ESTRELLITA

「ESTRELLITA」は「炎の青春貴族」の番外編です。

主役はチャーリー君の相棒セイちゃん。
彼の故郷スペインでのフラメンコダンサー「カルロス・テオドコプリ」としての顔をお見せした作品です。

セイちゃんがフラメンコを本格的に踊るようになった経緯や恩師カルメン・アマヤの引退公演にまつわる彼らのフラメンコに対する情熱等を書き綴った作品です。

作品は、前・中・後編に分かれておりますが、実は後編は未だ執筆できておりません(~_~;)

お気に入りシーン&あらすじ

「前編」

生粋のジプシーでないことから、仲間と認めてもらえず、孤立していた少年カルロスは、故郷出身で今やスペインで1、2を誇るフラメンコ・ダンサー「カルメン・アマヤ」を頼って師事を仰ぎます。

厳しいレッスンに耐え、ついにプロデビューの誘いを受けるまでに成長するカルロス。しかし、彼はそれを断ります。自分がフラメンコを学んだのは、プロになりたかったからではなく、せめて踊りだけでも、故郷の仲間達に自分という存在を認めて欲しかったからであると。

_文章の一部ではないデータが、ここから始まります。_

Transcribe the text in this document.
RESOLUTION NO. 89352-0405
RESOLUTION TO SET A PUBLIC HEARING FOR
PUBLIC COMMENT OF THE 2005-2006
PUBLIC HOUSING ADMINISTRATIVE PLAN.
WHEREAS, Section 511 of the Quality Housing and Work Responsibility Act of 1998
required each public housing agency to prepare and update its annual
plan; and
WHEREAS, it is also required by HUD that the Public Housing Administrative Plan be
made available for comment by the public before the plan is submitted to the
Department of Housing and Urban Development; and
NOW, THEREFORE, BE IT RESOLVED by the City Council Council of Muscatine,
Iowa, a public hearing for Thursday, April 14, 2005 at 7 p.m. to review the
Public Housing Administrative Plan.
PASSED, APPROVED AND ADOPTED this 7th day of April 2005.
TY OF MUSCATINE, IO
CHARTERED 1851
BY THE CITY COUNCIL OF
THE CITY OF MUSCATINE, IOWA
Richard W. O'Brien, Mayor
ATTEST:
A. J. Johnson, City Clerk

数年に渡る、彼女の取り計らいを感謝し、カルロスはアマヤの元を去ります。そして、念願通り、故郷の人々にその踊りを認められ、迎え入れてもらうことが出来ます。

数年経ったある時、新聞でアマヤが体調不良を理由に、引退を宣言、引退公演には彼女自らが「愛弟子」と云う無名のダンサーをパートナーに起用することを公表する記事が載ります。

「中編」

公演関係者の反対を押し切ってアマヤはカルロスを説得し、自分の引退公演のパートナーの大役をほぼ強引に引き受けさせます。

ジプシー出身の彼女は、影の生活を嫌い、光溢れる世界が認めるフラメンコダンサーとしての道を歩いてきました。逆に、ジプシー達に受け入れてもらいたくてあえて影の道を歩み始めたカルロス。自分の引退公演に、スペインのことわざ「光と影」を真の意味で表現できるフラメンコを踊るには彼の存在が不可欠であるとアマヤは考えていたのです。

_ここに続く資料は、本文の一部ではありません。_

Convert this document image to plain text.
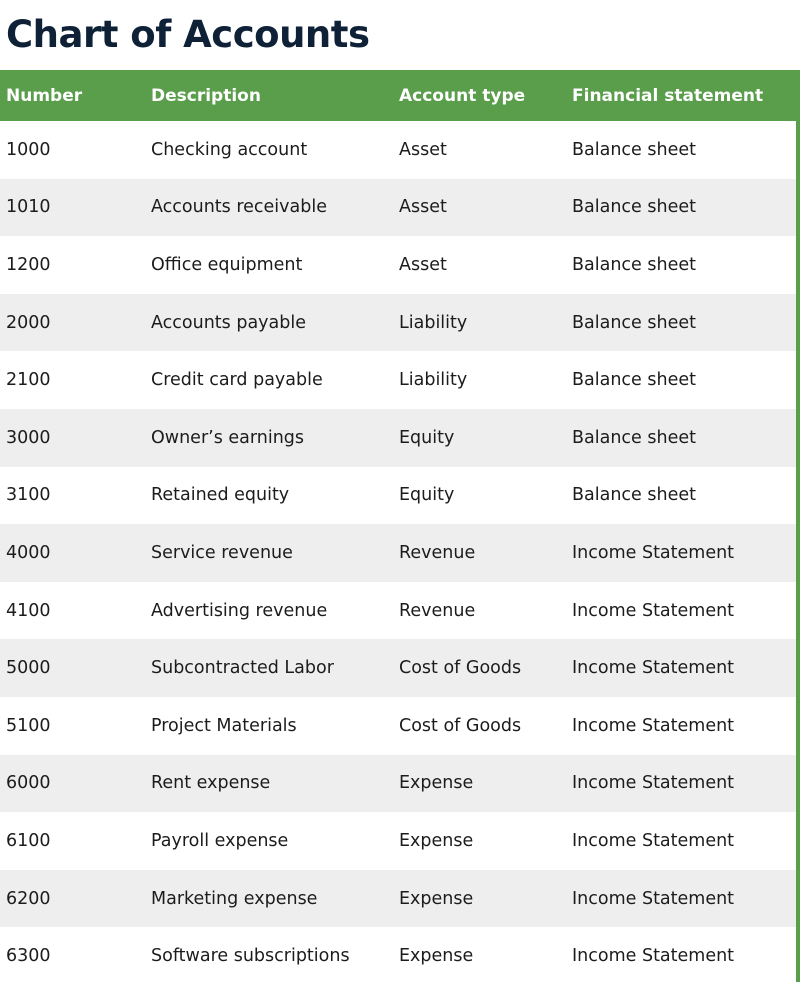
Chart of Accounts
Number	Description	Account type	Financial statement
1000	Checking account	Asset	Balance sheet
1010	Accounts receivable	Asset	Balance sheet
1200	Office equipment	Asset	Balance sheet
2000	Accounts payable	Liability	Balance sheet
2100	Credit card payable	Liability	Balance sheet
3000	Owner’s earnings	Equity	Balance sheet
3100	Retained equity	Equity	Balance sheet
4000	Service revenue	Revenue	Income Statement
4100	Advertising revenue	Revenue	Income Statement
5000	Subcontracted Labor	Cost of Goods	Income Statement
5100	Project Materials	Cost of Goods	Income Statement
6000	Rent expense	Expense	Income Statement
6100	Payroll expense	Expense	Income Statement
6200	Marketing expense	Expense	Income Statement
6300	Software subscriptions	Expense	Income Statement
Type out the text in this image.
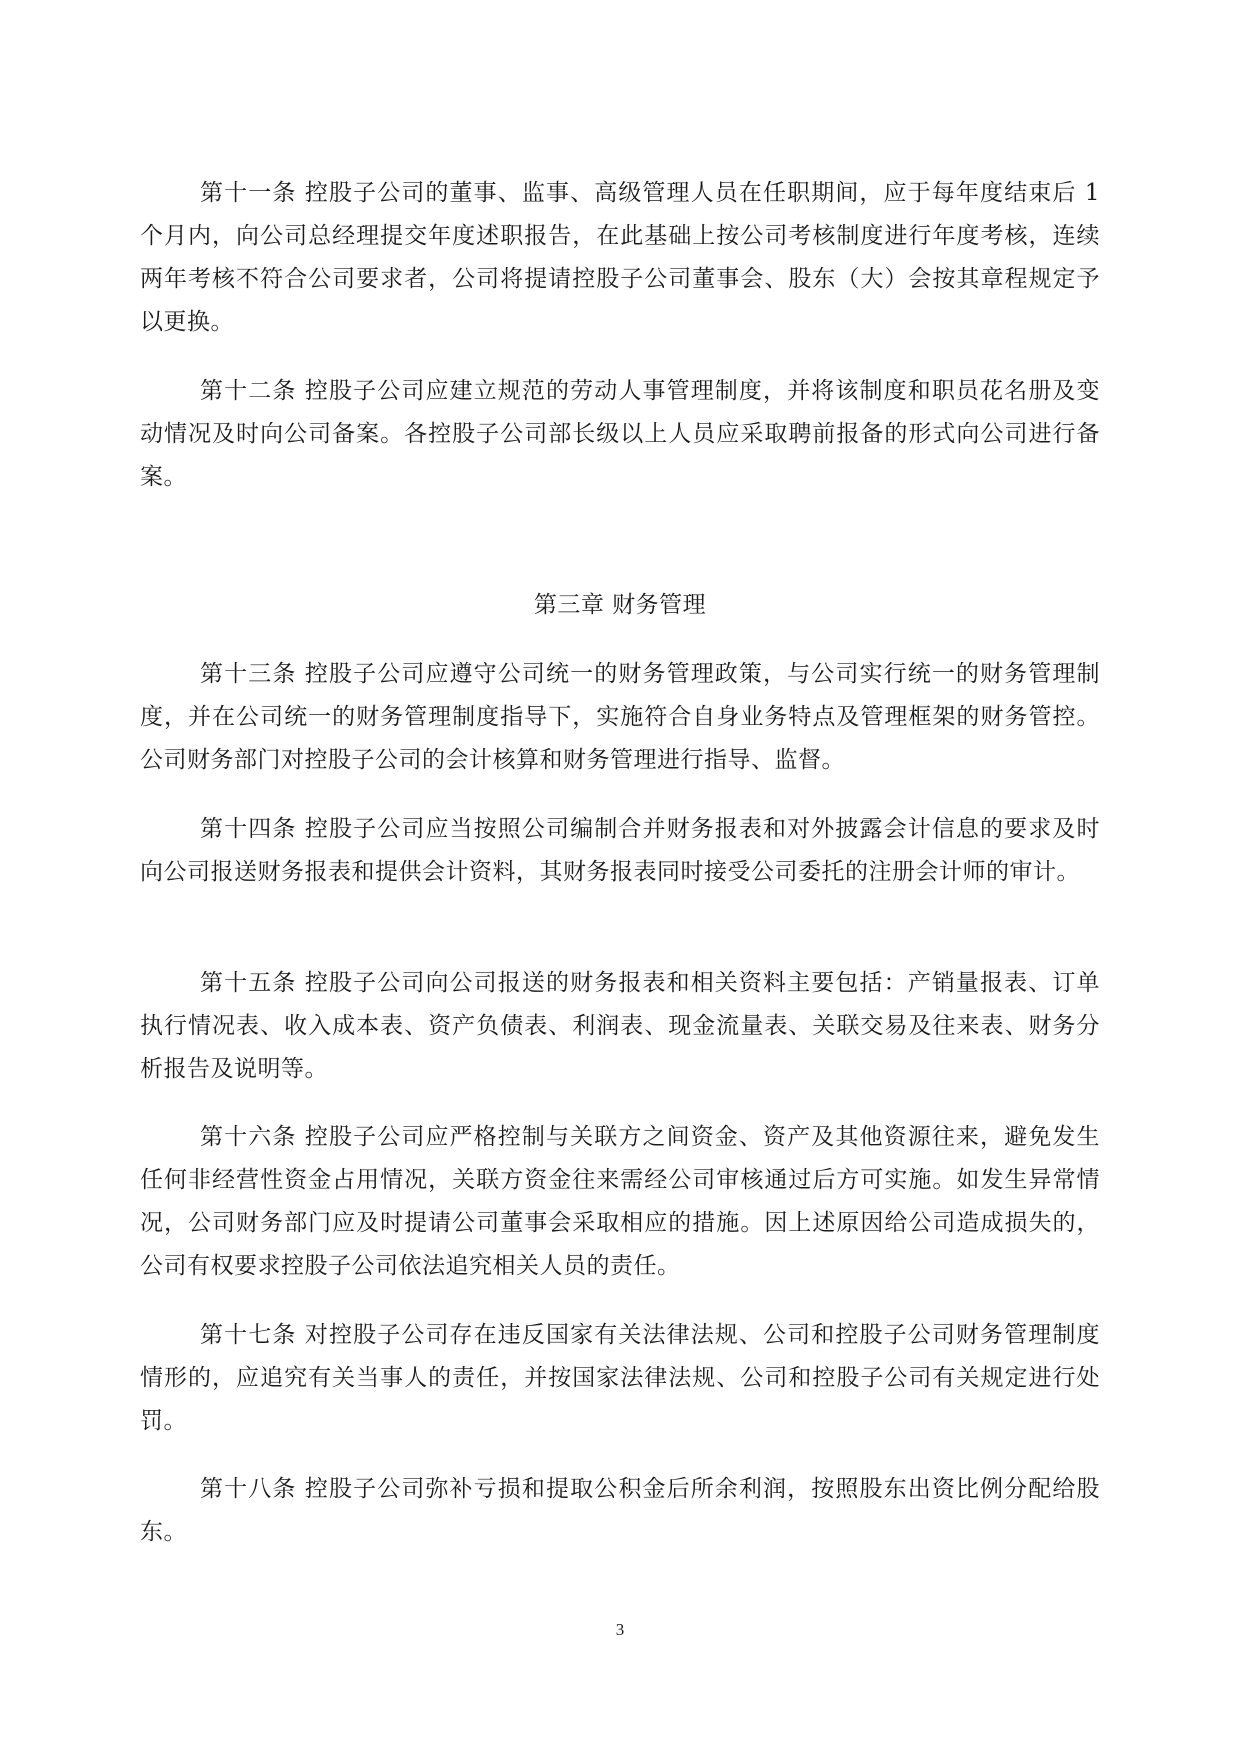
第十一条 控股子公司的董事、监事、高级管理人员在任职期间，应于每年度结束后 1个月内，向公司总经理提交年度述职报告，在此基础上按公司考核制度进行年度考核，连续两年考核不符合公司要求者，公司将提请控股子公司董事会、股东（大）会按其章程规定予以更换。

第十二条 控股子公司应建立规范的劳动人事管理制度，并将该制度和职员花名册及变动情况及时向公司备案。各控股子公司部长级以上人员应采取聘前报备的形式向公司进行备案。

第三章 财务管理

第十三条 控股子公司应遵守公司统一的财务管理政策，与公司实行统一的财务管理制度，并在公司统一的财务管理制度指导下，实施符合自身业务特点及管理框架的财务管控。公司财务部门对控股子公司的会计核算和财务管理进行指导、监督。

第十四条 控股子公司应当按照公司编制合并财务报表和对外披露会计信息的要求及时向公司报送财务报表和提供会计资料，其财务报表同时接受公司委托的注册会计师的审计。

第十五条 控股子公司向公司报送的财务报表和相关资料主要包括：产销量报表、订单执行情况表、收入成本表、资产负债表、利润表、现金流量表、关联交易及往来表、财务分析报告及说明等。

第十六条 控股子公司应严格控制与关联方之间资金、资产及其他资源往来，避免发生任何非经营性资金占用情况，关联方资金往来需经公司审核通过后方可实施。如发生异常情况，公司财务部门应及时提请公司董事会采取相应的措施。因上述原因给公司造成损失的，公司有权要求控股子公司依法追究相关人员的责任。

第十七条 对控股子公司存在违反国家有关法律法规、公司和控股子公司财务管理制度情形的，应追究有关当事人的责任，并按国家法律法规、公司和控股子公司有关规定进行处罚。

第十八条 控股子公司弥补亏损和提取公积金后所余利润，按照股东出资比例分配给股东。

3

彼女の真意が理解できない周囲からのプレッシャーで、自分の踊りを見失っているカルロスでしたが、アマヤと親友チャーリーの励ましでやっと「魂」を込めた踊りと自信を取り戻します。

そして、引退公演の幕は上がるのでした。

「後編」

公演関係者の不安が募る中で、引退公演の幕は上がりました。最終幕で長年アマヤのパートナーを務めていたアントニオの飛び入り参加で舞台は盛り上がり、またその時初めて、全ての観衆にアマヤがパートナーにカルロスを起用した理由が解ったのでした。アマヤが求めていたバイレ(踊り)は、まさにカルロスをパートナーに迎えることによってのみ完成するものであった事が・・・。

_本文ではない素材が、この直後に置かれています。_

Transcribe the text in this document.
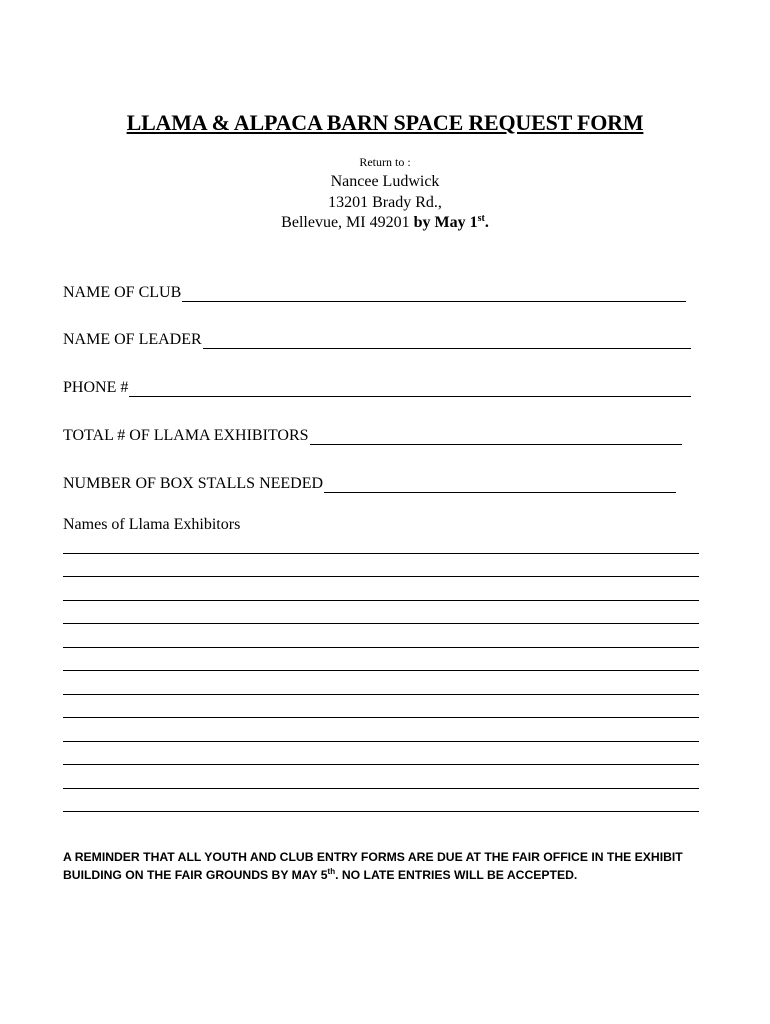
LLAMA & ALPACA BARN SPACE REQUEST FORM
Return to :
Nancee Ludwick
13201 Brady Rd.,
Bellevue, MI 49201 by May 1st.
NAME OF CLUB
NAME OF LEADER
PHONE #
TOTAL # OF LLAMA EXHIBITORS
NUMBER OF BOX STALLS NEEDED
Names of Llama Exhibitors
A REMINDER THAT ALL YOUTH AND CLUB ENTRY FORMS ARE DUE AT THE FAIR OFFICE IN THE EXHIBIT BUILDING ON THE FAIR GROUNDS BY MAY 5th. NO LATE ENTRIES WILL BE ACCEPTED.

幕が下りると、楽屋にはマスコミが詰め掛けます。「あの無名の新人は一体何者なのか?」と。アマヤの容態を気遣うカルロスに「約束は守る」とアマヤはマスコミの目から彼を逸らせます。自分のワガママの為に、プロのダンサーにはならいと心に決めていた彼に一度限りの約束で、自分の公演に付き合わせたからでした。

アマヤは堅く口を閉ざし、マスコミはカルロスの素性を知ることは出来ませんでした。一度きりの栄光を受けたカルロス・テオドコプリの名は、幻のバイラオールとしてフラメンコ界を賑したのでした。